Um relatório periódico sobre a economia portuguesa elaborado pela OCDE (Organização para a Cooperação e Desenvolvimento Económico) está a causar desagrado no Governo português por causa da abordagem dada ao tema da corrupção. A informação é avançada pelo jornal Expresso que adianta que o documento, ainda em elaboração, está a causar tensão nos bastidores, nomeadamente com o diretor da OCDE, Álvaro Santos Pereira, que foi membro do Governo do PSD/CDS.

Apesar de não comentar o relatório, porque ainda não é um documento oficial, o ministro dos Negócios Estrangeiros faz uma declaração ao Expresso em que admite o cenário de um eventual desagrado por parte do Governo português.

“Se o relatório fosse transformado numa simples listagem de ideias feitas, perceções e estereótipos, seria muito errado e Portugal teria de protestar”, diz Augusto Santos Silva.
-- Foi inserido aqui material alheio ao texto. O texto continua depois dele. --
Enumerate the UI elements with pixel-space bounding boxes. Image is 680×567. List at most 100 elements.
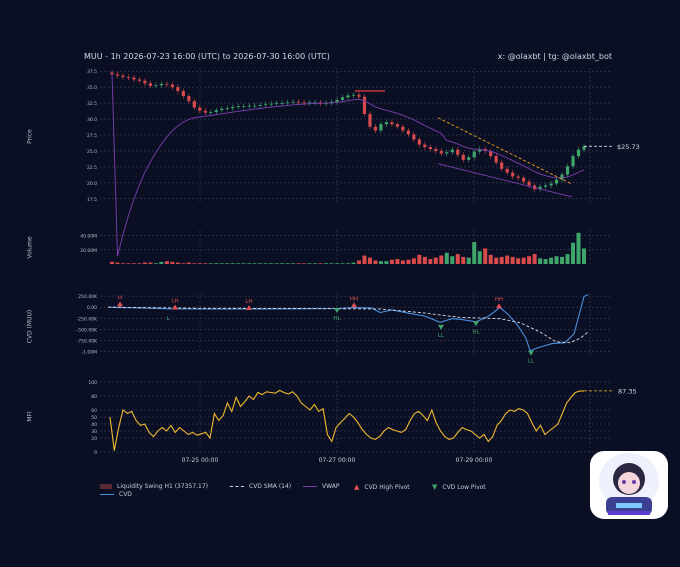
candle-body: [159, 83, 163, 86]
candle-body: [269, 103, 273, 105]
candle-body: [286, 102, 290, 104]
price-tick-label: 32.5: [87, 101, 97, 107]
volume-bar: [554, 256, 559, 264]
candle-body: [225, 108, 229, 109]
mfi-tick-label: 40: [91, 422, 97, 428]
volume-bar: [241, 263, 246, 264]
price-tick-label: 17.5: [87, 197, 97, 203]
candle-body: [340, 97, 345, 100]
candle-body: [313, 102, 317, 104]
candle-body: [357, 94, 361, 97]
candle-body: [154, 85, 158, 87]
volume-bar: [433, 257, 438, 264]
candle-body: [417, 139, 421, 145]
candle-body: [203, 110, 207, 113]
candle-body: [500, 162, 504, 169]
candle-body: [362, 96, 367, 114]
candle-body: [170, 84, 174, 88]
volume-bar: [351, 262, 356, 264]
candle-body: [192, 101, 196, 108]
candle-body: [236, 106, 240, 108]
volume-bar: [571, 242, 576, 264]
grid-layer: [100, 68, 612, 453]
volume-bar: [373, 260, 378, 264]
candle-body: [214, 110, 218, 113]
legend-vwap-label: VWAP: [322, 483, 340, 490]
volume-bar: [461, 256, 466, 264]
volume-bar: [505, 255, 510, 264]
candle-body: [505, 168, 509, 173]
cvd-sma-line: [107, 306, 589, 344]
volume-bar: [159, 261, 164, 264]
volume-bar: [406, 259, 411, 264]
legend-liquidity: Liquidity Swing H1 (37357.17): [100, 483, 208, 490]
volume-bar: [400, 260, 405, 264]
volume-bar: [296, 263, 301, 264]
volume-bar: [378, 261, 383, 264]
cvd-low-pivot-marker: [334, 307, 340, 313]
volume-bar: [230, 263, 235, 264]
volume-bar: [236, 263, 241, 264]
triangle-up-icon: ▲: [354, 483, 360, 491]
legend-cvd-low-label: CVD Low Pivot: [442, 483, 486, 491]
candle-body: [368, 113, 372, 127]
cvd-high-pivot-marker: [496, 303, 502, 309]
volume-bar: [153, 263, 158, 264]
legend-cvd-sma: CVD SMA (14): [230, 483, 291, 490]
candle-body: [538, 186, 542, 190]
candle-body: [187, 96, 191, 102]
cvd-high-pivot-marker: [246, 304, 252, 310]
volume-bar: [258, 263, 263, 264]
axis-labels: 17.5 20.0 22.5 25.0 27.5 30.0 32.5 35.0 37.5 $25.…: [77, 69, 640, 464]
volume-bar: [395, 259, 400, 264]
volume-bar: [549, 257, 554, 264]
legend-cvd: CVD: [100, 491, 132, 498]
volume-bar: [126, 263, 131, 264]
volume-bar: [499, 256, 504, 264]
volume-bar: [307, 263, 312, 264]
cvd-pivot-label: HH: [495, 297, 503, 303]
cvd-pivot-label: LL: [528, 359, 535, 365]
legend-cvd-sma-label: CVD SMA (14): [249, 483, 292, 490]
volume-bar: [560, 256, 565, 264]
candle-body: [137, 79, 142, 81]
candle-body: [494, 156, 498, 163]
candle-body: [121, 75, 125, 77]
volume-bar: [274, 263, 279, 264]
cvd-tick-label: -500.00K: [77, 327, 98, 333]
candle-body: [445, 152, 449, 154]
volume-bar: [483, 248, 488, 264]
last-price-label: $25.73: [617, 143, 640, 151]
candle-body: [165, 83, 169, 85]
cvd-high-pivot-marker: [172, 304, 178, 310]
chart-title: MUU - 1h 2026-07-23 16:00 (UTC) to 2026-…: [84, 52, 330, 61]
candle-body: [291, 101, 295, 103]
volume-bar: [186, 262, 191, 264]
cvd-tick-label: -750.00K: [77, 338, 98, 344]
candle-body: [258, 105, 262, 106]
cvd-tick-label: -250.00K: [77, 316, 98, 322]
candle-body: [242, 106, 246, 108]
mfi-panel: [109, 389, 612, 451]
volume-bar: [208, 263, 213, 264]
legend-cvd-sma-swatch: [230, 486, 244, 487]
trend-lower-line: [437, 163, 573, 198]
candle-body: [467, 157, 471, 160]
volume-bar: [181, 263, 186, 264]
candle-body: [543, 185, 548, 187]
legend-vwap: VWAP: [303, 483, 339, 490]
cvd-pivot-label: LH: [171, 299, 178, 305]
cvd-pivot-label: LH: [245, 299, 252, 305]
vwap-line: [111, 73, 585, 257]
volume-bar: [203, 263, 208, 264]
legend-vwap-swatch: [303, 486, 317, 487]
cvd-tick-label: 250.00K: [78, 294, 98, 300]
volume-bar: [362, 255, 367, 264]
candle-body: [428, 147, 432, 150]
candle-body: [384, 122, 389, 125]
volume-bar: [444, 252, 449, 264]
candle-body: [489, 150, 493, 157]
candle-body: [335, 99, 339, 102]
volume-bar: [115, 262, 120, 264]
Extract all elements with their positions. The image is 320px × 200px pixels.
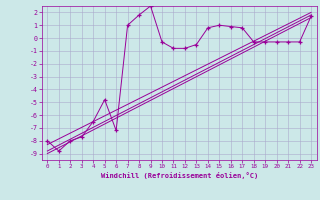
X-axis label: Windchill (Refroidissement éolien,°C): Windchill (Refroidissement éolien,°C) — [100, 172, 258, 179]
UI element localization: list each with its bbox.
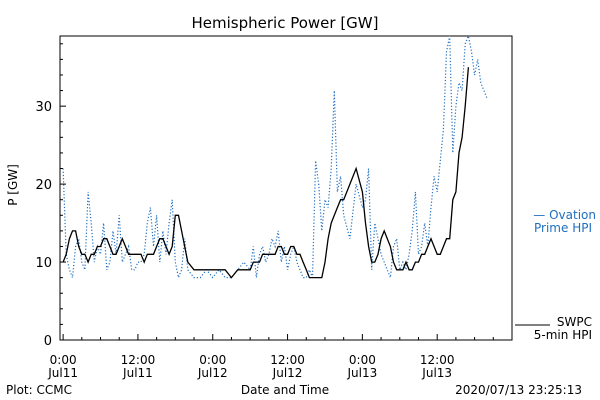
series-layer [62,33,488,280]
plot-frame [59,35,513,341]
x-tick-label: 12:00 [420,353,455,367]
legend-swpc-line2: 5-min HPI [534,328,592,342]
y-tick-label: 10 [35,256,52,271]
legend-ovation-line1: — Ovation [533,208,596,222]
x-tick-label: 0:00 [50,353,77,367]
x-tick-sublabel: Jul12 [197,366,228,380]
legend-swpc-line1: SWPC [557,315,592,329]
x-tick-label: 0:00 [199,353,226,367]
x-tick-sublabel: Jul11 [122,366,153,380]
footer-timestamp: 2020/07/13 23:25:13 [455,383,582,397]
footer-x-axis-label: Date and Time [241,383,329,397]
x-axis-ticks: 0:00Jul1112:00Jul110:00Jul1212:00Jul120:… [47,334,494,380]
ovation-prime-hpi-line [62,33,488,280]
x-tick-label: 12:00 [121,353,156,367]
x-tick-sublabel: Jul13 [421,366,452,380]
y-tick-label: 0 [44,334,52,349]
x-tick-sublabel: Jul11 [47,366,78,380]
x-tick-label: 0:00 [349,353,376,367]
x-tick-sublabel: Jul12 [272,366,303,380]
legend-ovation-line2: Prime HPI [534,221,592,235]
y-axis-label: P [GW] [6,164,20,206]
y-tick-label: 20 [35,178,52,193]
chart-title: Hemispheric Power [GW] [192,14,379,32]
x-tick-sublabel: Jul13 [346,366,377,380]
swpc-hpi-line [62,67,470,279]
y-tick-label: 30 [35,100,52,115]
footer-plot-credit: Plot: CCMC [6,383,72,397]
x-tick-label: 12:00 [270,353,305,367]
y-axis-ticks: 0 10 20 30 [35,43,66,349]
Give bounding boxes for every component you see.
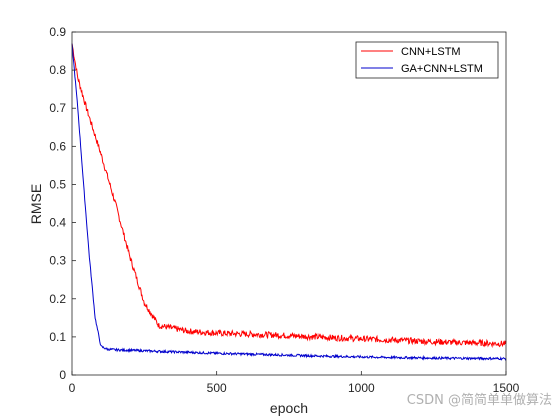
y-tick-label: 0.5 — [49, 177, 66, 191]
y-tick-label: 0.6 — [49, 139, 66, 153]
x-axis-label: epoch — [270, 400, 308, 416]
x-tick-label: 1500 — [493, 381, 520, 395]
series-layer — [71, 43, 507, 361]
y-tick-label: 0.9 — [49, 25, 66, 39]
legend-label-cnn-lstm: CNN+LSTM — [401, 46, 461, 58]
y-tick-label: 0.3 — [49, 254, 66, 268]
y-tick-label: 0.1 — [49, 330, 66, 344]
legend-label-ga-cnn-lstm: GA+CNN+LSTM — [401, 63, 483, 75]
plot-area — [72, 32, 506, 375]
ticks-layer: 0 500 1000 1500 0 0.1 0.2 0.3 0.4 0.5 0.6 0.7 0.8 0.9 — [49, 25, 519, 395]
y-tick-label: 0.8 — [49, 63, 66, 77]
axes-box — [71, 31, 507, 376]
y-tick-label: 0.4 — [49, 216, 66, 230]
y-axis-label: RMSE — [28, 184, 44, 224]
y-tick-label: 0.7 — [49, 101, 66, 115]
x-tick-label: 0 — [69, 381, 76, 395]
legend: CNN+LSTM GA+CNN+LSTM — [355, 41, 499, 79]
y-tick-label: 0 — [59, 368, 66, 382]
series-line-cnn-lstm — [71, 43, 507, 349]
series-line-ga-cnn-lstm — [71, 43, 507, 361]
watermark-text: CSDN @简简单单做算法 — [407, 392, 552, 408]
x-tick-label: 1000 — [348, 381, 375, 395]
legend-box — [355, 41, 499, 79]
y-tick-label: 0.2 — [49, 292, 66, 306]
x-tick-label: 500 — [207, 381, 227, 395]
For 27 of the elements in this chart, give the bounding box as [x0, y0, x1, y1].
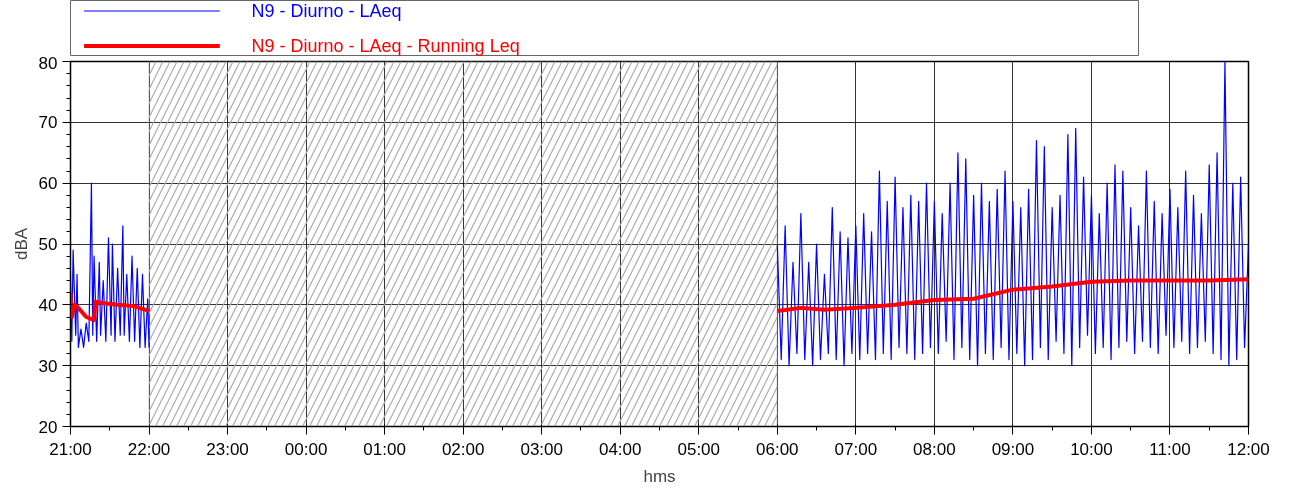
x-tick-label: 11:00: [1149, 439, 1191, 459]
text: N9 - Diurno - LAeq: [251, 1, 402, 21]
x-tick-label: 02:00: [441, 439, 485, 459]
x-tick-label: 04:00: [598, 439, 642, 459]
x-tick-label: 10:00: [1070, 439, 1113, 459]
text: N9 - Diurno - LAeq - Running Leq: [251, 36, 520, 56]
x-tick-label: 22:00: [127, 439, 171, 459]
y-tick-label: 20: [38, 417, 58, 437]
y-tick-label: 70: [38, 113, 58, 133]
y-tick-label: 40: [38, 295, 58, 315]
x-tick-label: 01:00: [363, 439, 406, 459]
x-tick-label: 07:00: [834, 439, 878, 459]
x-tick-label: 23:00: [206, 439, 249, 459]
x-tick-label: 00:00: [284, 439, 328, 459]
y-tick-label: 50: [38, 235, 58, 254]
x-tick-label: 09:00: [991, 439, 1035, 459]
x-tick-label: 06:00: [756, 439, 799, 459]
x-tick-label: 21:00: [49, 439, 92, 459]
x-tick-label: 08:00: [913, 439, 956, 459]
y-tick-label: 80: [38, 53, 58, 73]
y-tick-label: 60: [38, 174, 58, 194]
x-tick-label: 03:00: [520, 439, 563, 459]
x-axis-title: hms: [643, 466, 676, 486]
y-axis-title: dBA: [11, 227, 31, 261]
x-tick-label: 12:00: [1227, 439, 1270, 459]
x-tick-label: 05:00: [677, 439, 721, 459]
y-tick-label: 30: [38, 356, 58, 376]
Em causa está um documento, o Economic Survey, que é elaborado pela equipa coordenada por Álvaro Santos Pereira, o ex-ministro da Economia de Passos Coelho que é diretor na OCDE. Segundo o Expresso, este ano o relatório vai focar dois temas em particular: a competitividade das exportações e a relação entre o sistema de justiça e a atividade económica, onde é tratado assunto da corrupção. A opção de temas não é exclusiva para Portugal. No entanto, com os casos de corrupção em investigação, a ir para julgamento ou com ordem de prisão a envolver ex-governantes socialistas — Manuel Pinho e a ligação ao BES e José Sócrates e Armando Vara — esta escolha da OCDE está a causar incómodo.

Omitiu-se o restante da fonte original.